さらに、消費者が購入するコメの価格が上がっても、それが直接農家の収入増につながるわけではない。小売店で販売されるコメの価格には、輸送費や包装費、小売店の利益などが含まれている。農家がJAや卸売業者にコメを売る時点での価格と、消費者が支払う価格の間には大きな開きがあるのだ。
日本のコメ農業の厳しい現実
日本のコメ農家は高齢化が進み、後継者不足が深刻な問題となっている。若い世代が農業を継ぎたくても、収入が安定しないため、他の職業を選ぶケースが多い。その結果、農家の数が減り、耕作放棄地が増加している。もし農家が適正な価格でコメを売ることができ、安定した収入を得られるようになれば、状況は改善するかもしれない。しかし、現状では農家の負担ばかりが増え、経営が成り立たないケースも少なくない。
また、日本の食生活の変化もコメ農家にとっては大きな問題だ。かつては主食として毎日のように食べられていたコメだが、近年はパンやパスタなどの消費が増え、一人当たりのコメ消費量は減少している。消費が減れば、当然ながらコメの需要も減るため、農家の経営はさらに厳しくなる。
解決策はあるのか
この問題を解決するには、まず農家が適正な利益を得られる仕組みを作る必要がある。そのためには、流通の透明化が重要だ。現在、農家がコメを出荷してから消費者に届くまでの間に、多くの中間業者が介在している。そのため、消費者が支払う価格と農家が受け取る価格の差が大きくなっている。この流通過程を見直し、農家が直接消費者に販売できるような仕組みを作ることが求められる。
また、コメの付加価値を高めることも重要だ。例えば、無農薬や有機栽培のコメは一般的なコメよりも高価格で取引される。
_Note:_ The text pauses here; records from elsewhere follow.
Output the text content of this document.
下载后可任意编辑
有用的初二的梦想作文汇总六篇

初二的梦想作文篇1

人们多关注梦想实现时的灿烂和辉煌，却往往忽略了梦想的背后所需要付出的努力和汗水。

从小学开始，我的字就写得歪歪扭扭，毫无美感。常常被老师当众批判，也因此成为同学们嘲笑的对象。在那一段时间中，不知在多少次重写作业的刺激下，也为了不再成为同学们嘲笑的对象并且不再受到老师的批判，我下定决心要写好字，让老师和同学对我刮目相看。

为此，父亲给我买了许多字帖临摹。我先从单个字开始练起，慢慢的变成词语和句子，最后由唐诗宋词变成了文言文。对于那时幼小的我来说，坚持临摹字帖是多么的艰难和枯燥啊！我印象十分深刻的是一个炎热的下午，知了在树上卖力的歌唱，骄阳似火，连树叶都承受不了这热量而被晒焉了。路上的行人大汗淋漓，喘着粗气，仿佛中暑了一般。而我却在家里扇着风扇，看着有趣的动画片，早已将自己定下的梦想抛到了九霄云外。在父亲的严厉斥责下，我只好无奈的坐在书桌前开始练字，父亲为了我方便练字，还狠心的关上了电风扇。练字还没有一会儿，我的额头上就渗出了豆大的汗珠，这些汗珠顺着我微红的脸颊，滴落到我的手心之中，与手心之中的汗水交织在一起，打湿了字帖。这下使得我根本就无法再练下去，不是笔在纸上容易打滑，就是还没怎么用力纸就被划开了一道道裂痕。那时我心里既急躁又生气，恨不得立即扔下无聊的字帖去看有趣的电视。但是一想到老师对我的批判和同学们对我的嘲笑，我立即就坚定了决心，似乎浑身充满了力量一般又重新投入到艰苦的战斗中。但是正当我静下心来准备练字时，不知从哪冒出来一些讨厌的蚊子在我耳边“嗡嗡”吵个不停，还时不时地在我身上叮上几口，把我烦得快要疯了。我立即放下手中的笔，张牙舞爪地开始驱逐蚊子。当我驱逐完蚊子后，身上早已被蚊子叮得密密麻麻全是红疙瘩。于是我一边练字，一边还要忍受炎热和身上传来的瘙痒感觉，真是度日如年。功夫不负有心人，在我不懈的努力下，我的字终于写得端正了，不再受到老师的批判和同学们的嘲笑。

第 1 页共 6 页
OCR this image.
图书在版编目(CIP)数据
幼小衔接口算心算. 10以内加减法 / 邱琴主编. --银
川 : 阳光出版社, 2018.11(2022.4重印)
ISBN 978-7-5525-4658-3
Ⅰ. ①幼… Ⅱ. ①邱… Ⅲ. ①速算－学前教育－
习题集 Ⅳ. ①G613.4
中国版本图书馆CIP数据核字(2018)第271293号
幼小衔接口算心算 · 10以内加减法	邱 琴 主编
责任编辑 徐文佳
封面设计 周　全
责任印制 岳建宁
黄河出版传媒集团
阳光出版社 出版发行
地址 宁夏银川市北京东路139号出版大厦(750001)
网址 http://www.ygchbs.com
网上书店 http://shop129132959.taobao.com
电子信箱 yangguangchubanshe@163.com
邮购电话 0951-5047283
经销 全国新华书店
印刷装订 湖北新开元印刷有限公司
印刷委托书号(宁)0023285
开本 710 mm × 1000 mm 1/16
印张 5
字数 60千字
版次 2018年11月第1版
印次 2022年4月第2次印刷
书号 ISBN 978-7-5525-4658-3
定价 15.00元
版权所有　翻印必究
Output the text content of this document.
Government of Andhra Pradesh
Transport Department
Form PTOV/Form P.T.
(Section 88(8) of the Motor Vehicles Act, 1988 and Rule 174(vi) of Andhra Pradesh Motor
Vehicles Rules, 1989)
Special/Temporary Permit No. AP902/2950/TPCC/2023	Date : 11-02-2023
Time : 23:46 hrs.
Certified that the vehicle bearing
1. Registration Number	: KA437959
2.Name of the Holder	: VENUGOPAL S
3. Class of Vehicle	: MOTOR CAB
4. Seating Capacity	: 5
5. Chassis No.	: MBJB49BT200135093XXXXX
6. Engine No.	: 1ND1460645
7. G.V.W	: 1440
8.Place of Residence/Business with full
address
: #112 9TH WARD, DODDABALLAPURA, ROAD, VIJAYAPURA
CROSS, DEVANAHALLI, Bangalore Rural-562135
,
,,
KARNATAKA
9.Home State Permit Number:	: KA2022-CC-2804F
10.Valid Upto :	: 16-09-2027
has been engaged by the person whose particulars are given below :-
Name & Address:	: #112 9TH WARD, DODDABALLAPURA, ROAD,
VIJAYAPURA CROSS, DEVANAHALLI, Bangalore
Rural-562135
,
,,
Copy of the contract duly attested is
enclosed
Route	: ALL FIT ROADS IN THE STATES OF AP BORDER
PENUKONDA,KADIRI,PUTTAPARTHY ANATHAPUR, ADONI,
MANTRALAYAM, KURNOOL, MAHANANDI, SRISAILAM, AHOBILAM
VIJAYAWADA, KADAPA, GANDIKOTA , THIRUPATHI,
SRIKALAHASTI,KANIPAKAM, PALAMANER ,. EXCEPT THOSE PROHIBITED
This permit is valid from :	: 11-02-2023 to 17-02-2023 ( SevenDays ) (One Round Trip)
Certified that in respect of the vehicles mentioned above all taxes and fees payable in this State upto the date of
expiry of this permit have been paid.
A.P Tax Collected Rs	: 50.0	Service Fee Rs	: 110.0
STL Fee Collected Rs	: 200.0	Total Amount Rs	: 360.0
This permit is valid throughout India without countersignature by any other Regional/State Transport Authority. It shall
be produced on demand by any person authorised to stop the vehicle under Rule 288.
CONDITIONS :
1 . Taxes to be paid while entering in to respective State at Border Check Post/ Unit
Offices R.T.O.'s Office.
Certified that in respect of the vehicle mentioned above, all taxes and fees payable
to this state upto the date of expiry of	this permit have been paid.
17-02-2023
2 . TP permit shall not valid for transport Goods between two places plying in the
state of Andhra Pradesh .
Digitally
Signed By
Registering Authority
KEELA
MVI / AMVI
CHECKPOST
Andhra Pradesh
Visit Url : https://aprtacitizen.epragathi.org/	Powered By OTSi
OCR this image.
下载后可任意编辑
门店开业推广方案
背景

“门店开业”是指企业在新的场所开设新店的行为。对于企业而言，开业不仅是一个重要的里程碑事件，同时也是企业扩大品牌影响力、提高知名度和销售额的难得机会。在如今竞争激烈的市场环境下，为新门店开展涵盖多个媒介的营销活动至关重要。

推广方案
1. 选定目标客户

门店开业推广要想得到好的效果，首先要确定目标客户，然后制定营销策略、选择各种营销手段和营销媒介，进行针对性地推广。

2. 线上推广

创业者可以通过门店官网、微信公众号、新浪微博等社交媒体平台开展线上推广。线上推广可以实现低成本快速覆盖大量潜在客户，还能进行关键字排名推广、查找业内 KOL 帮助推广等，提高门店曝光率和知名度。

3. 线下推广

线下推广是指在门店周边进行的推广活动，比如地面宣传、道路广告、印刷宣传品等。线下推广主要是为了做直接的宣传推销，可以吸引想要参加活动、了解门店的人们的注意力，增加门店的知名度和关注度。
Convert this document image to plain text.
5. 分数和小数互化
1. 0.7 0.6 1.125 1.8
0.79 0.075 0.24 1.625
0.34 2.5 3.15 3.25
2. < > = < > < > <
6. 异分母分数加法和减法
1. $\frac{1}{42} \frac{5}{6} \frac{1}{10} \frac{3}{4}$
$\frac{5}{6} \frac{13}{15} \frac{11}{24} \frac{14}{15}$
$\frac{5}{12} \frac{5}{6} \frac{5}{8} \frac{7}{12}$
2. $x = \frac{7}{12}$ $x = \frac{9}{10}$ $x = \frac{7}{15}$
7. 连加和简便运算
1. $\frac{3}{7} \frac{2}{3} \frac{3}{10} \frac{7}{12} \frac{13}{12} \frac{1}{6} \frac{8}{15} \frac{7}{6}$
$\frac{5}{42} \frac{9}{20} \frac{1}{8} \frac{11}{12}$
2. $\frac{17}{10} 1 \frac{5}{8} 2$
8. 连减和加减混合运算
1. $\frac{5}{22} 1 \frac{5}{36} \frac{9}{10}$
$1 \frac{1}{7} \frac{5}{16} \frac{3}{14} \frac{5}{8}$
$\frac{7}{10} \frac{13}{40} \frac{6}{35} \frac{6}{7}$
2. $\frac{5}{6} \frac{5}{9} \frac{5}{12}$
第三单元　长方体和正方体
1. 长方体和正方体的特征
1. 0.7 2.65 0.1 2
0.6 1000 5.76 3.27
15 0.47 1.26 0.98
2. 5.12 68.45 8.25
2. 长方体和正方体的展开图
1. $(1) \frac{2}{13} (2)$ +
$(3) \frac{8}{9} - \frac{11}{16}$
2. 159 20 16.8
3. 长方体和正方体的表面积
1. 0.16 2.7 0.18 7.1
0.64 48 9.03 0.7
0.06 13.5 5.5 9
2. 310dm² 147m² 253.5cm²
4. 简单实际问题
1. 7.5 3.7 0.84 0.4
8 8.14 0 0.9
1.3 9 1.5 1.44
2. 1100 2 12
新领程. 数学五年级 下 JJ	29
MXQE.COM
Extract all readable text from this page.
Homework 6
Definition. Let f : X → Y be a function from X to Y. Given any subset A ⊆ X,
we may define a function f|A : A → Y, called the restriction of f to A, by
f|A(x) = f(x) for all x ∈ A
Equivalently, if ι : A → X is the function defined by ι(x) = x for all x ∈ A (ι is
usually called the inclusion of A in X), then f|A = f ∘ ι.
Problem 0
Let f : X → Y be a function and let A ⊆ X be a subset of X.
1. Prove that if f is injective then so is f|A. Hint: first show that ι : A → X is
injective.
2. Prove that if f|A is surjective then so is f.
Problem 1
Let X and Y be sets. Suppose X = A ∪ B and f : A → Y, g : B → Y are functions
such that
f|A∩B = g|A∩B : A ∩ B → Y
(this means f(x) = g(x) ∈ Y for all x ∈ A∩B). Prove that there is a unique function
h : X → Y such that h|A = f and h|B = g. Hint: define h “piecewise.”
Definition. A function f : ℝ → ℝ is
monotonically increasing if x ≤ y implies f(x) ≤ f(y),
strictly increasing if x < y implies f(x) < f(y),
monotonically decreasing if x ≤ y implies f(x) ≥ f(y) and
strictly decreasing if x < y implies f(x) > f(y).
農家がこうした高品質のコメを生産し、直接販売することで、より多くの利益を得ることができるかもしれない。
政府の支援も欠かせない。日本の農業政策は補助金頼みの部分が大きく、根本的な解決にはなっていない。コメ農家が持続可能な経営を続けられるような制度を整えることが必要だ。例えば、農機具の導入支援や、輸出の拡大など、農家がより利益を得られる仕組みを作ることが求められる。
まとめ
コメの価格が高騰していると言われるが、実際には農家の収入にはほとんど反映されていない。等級判定や流通コストの影響で、農家の手元に残る利益は少なく、経営の厳しさは変わらない。
このままでは、農家の高齢化や後継者不足がさらに進み、日本のコメ産業自体が衰退してしまう可能性もある。農家が適正な利益を得られる仕組みを作るためには、流通の透明化や付加価値の向上、政府の支援が必要だ。
コメ農業を守ることは、日本の食文化を守ることにもつながる。このままでは、日本の農業がますます厳しくなるばかりだ。農家の声をもっと反映させた政策が求められている。